1983—In a separate concurring opinion (in State v. Hunt), Judge Martha Craig Daughtrey of the Tennessee Court of Criminal Appeals offers her view that the Tennessee constitution is best read as protecting obscenity.  Daughtrey recognizes, alas, that the state supreme court has rejected her reading and foreclosed the path she would pursue if the question were “open for me to decide.”  Ten years later, President Clinton appoints Daughtrey to the Sixth Circuit.

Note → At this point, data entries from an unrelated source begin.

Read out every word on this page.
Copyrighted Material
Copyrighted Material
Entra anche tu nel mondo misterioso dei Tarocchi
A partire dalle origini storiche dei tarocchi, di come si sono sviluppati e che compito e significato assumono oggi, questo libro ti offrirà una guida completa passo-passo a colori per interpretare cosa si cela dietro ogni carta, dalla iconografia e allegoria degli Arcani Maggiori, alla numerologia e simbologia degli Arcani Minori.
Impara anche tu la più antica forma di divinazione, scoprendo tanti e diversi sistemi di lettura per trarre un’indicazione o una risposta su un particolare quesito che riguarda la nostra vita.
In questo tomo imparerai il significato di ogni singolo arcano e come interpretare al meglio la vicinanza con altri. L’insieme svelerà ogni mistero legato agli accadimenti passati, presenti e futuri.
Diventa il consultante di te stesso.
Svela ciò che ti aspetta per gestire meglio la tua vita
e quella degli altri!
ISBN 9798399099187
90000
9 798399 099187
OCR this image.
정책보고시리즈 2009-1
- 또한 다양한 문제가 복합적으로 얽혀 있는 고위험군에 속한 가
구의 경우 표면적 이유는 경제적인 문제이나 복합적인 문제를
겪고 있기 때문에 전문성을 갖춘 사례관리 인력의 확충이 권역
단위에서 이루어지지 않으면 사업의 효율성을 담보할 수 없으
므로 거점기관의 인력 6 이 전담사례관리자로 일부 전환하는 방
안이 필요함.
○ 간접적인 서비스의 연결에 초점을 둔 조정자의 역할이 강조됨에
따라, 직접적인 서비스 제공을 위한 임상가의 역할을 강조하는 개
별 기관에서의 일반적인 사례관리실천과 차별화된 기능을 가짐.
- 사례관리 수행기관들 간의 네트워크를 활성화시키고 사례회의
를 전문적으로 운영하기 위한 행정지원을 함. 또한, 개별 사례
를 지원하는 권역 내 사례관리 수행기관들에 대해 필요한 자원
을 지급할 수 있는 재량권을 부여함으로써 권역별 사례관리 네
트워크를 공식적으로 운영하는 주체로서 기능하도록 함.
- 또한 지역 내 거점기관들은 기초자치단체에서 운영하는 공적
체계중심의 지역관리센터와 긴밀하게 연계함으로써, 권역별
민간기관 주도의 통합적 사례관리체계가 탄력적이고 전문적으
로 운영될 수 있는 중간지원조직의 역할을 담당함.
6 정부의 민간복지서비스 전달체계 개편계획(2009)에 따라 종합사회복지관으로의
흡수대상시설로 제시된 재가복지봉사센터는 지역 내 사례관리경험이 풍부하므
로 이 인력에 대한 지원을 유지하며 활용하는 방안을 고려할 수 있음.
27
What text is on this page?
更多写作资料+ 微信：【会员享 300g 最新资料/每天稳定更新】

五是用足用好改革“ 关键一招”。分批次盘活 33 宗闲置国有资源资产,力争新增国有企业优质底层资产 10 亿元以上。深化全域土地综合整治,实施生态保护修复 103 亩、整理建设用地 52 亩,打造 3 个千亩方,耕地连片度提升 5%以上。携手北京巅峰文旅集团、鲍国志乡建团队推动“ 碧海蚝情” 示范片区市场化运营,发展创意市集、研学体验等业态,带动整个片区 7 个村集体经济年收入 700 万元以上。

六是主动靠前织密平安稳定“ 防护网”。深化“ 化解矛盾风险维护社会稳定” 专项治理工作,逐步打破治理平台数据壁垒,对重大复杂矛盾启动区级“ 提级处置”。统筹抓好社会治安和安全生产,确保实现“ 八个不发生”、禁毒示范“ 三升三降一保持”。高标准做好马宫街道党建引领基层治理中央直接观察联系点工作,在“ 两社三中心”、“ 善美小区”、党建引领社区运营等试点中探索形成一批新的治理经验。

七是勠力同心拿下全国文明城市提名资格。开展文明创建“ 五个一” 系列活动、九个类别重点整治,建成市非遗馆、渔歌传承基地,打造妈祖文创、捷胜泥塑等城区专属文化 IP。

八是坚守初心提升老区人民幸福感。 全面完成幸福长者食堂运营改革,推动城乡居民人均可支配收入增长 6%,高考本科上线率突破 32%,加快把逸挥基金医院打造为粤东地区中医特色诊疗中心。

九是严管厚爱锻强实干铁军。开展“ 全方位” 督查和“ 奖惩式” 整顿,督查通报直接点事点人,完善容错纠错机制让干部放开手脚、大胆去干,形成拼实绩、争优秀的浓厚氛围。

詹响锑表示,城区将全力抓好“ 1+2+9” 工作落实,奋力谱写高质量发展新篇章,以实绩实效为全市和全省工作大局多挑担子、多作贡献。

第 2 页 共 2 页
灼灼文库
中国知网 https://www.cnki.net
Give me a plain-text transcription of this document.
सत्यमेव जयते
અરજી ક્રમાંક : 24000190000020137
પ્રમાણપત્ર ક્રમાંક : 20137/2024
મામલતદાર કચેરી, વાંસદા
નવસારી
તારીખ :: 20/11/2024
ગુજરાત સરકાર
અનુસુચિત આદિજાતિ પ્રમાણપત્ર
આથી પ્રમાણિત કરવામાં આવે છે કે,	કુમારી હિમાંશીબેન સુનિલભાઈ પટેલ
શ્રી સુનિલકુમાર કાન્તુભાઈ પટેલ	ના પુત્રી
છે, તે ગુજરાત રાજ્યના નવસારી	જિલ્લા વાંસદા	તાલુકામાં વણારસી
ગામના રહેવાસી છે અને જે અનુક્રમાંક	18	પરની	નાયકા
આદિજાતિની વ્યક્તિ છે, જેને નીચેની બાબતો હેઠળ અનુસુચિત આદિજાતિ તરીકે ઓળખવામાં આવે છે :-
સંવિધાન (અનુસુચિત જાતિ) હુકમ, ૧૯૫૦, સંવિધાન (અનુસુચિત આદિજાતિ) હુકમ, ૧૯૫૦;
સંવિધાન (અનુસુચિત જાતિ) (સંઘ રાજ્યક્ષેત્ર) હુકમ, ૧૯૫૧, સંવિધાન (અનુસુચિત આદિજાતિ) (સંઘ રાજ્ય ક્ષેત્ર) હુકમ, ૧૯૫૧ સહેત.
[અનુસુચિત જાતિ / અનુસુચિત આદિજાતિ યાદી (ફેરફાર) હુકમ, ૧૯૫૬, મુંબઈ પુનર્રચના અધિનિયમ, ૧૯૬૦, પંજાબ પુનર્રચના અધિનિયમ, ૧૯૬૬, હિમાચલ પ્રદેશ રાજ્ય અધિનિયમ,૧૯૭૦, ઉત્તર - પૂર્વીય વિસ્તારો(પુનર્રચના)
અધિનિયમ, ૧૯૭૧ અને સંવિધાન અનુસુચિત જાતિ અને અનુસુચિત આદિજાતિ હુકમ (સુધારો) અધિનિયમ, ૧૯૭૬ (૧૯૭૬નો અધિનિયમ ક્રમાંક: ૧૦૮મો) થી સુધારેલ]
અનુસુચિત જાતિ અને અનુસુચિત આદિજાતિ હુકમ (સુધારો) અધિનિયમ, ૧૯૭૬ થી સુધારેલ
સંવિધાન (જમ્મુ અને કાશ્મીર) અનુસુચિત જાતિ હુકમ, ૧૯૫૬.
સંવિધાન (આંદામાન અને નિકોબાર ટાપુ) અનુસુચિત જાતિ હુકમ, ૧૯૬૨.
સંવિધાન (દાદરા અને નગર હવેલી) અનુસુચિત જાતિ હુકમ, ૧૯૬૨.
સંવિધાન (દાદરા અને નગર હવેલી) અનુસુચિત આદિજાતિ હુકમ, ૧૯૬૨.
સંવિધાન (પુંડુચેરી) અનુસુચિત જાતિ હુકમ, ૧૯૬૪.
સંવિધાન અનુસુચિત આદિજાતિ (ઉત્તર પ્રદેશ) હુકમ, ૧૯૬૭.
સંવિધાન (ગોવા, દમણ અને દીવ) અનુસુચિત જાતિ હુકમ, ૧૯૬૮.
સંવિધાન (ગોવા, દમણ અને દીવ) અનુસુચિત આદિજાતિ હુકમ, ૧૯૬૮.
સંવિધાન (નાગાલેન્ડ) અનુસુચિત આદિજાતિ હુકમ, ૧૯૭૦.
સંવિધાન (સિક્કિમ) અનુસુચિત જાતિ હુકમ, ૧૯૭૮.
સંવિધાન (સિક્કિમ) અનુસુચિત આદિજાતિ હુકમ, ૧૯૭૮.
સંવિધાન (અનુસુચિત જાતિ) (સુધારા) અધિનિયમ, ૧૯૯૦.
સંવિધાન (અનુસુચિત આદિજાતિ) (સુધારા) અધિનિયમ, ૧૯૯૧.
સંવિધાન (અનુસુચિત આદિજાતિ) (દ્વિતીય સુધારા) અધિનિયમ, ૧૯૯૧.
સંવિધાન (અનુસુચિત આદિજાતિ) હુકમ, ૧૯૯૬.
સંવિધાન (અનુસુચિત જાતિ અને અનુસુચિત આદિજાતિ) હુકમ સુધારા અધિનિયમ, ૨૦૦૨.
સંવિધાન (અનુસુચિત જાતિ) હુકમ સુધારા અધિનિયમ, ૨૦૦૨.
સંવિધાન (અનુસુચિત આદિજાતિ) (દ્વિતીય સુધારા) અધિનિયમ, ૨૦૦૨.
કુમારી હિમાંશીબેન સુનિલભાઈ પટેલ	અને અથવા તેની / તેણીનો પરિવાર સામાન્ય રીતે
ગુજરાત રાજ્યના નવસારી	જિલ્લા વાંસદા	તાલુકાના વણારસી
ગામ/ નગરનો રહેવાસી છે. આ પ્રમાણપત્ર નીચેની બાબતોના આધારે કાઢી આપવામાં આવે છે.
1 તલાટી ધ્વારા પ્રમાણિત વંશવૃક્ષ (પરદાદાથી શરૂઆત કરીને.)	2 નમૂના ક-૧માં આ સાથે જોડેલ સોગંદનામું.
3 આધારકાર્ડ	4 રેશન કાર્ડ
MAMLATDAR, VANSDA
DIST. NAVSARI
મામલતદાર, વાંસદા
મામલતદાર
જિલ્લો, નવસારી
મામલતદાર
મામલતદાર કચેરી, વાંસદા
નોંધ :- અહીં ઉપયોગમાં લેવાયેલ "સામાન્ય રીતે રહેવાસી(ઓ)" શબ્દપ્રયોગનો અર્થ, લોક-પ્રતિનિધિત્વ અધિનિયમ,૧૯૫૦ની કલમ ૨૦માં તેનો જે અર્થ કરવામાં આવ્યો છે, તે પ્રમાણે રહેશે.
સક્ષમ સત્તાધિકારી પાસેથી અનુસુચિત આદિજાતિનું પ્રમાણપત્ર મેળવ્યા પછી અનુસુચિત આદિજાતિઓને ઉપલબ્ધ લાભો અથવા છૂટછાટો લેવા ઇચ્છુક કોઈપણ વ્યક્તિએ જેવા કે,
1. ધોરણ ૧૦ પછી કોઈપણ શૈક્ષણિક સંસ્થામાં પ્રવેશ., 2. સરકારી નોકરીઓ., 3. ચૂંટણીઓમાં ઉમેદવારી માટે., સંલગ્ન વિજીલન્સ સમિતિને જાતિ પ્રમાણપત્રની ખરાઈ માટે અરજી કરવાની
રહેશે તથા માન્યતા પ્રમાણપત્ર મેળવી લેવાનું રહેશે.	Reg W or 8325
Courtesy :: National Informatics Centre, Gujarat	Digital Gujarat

2005—By a vote of 4 to 3, the Wisconsin supreme court, in an opinion by chief justice Shirley S. Abrahamson, rules (in Ferdon v. Wisconsin Patients Compensation Fund) that a statutory cap on noneconomic damages in medical-malpractice cases violates the state constitutional guarantee of equal protection (which supposedly derives from the declaration in the state constitution that “All people are born equally free and independent”).  Purporting to apply deferential rational-basis review, the majority concludes that the cap is not rationally related to the legislative objective of lowering malpractice-insurance premiums.  The rational connection between caps on noneconomic damages and lower premiums ought to be obvious.  Further, the dissenters complain, the majority “ignore[s] the mountain of evidence supporting the effectiveness of caps.”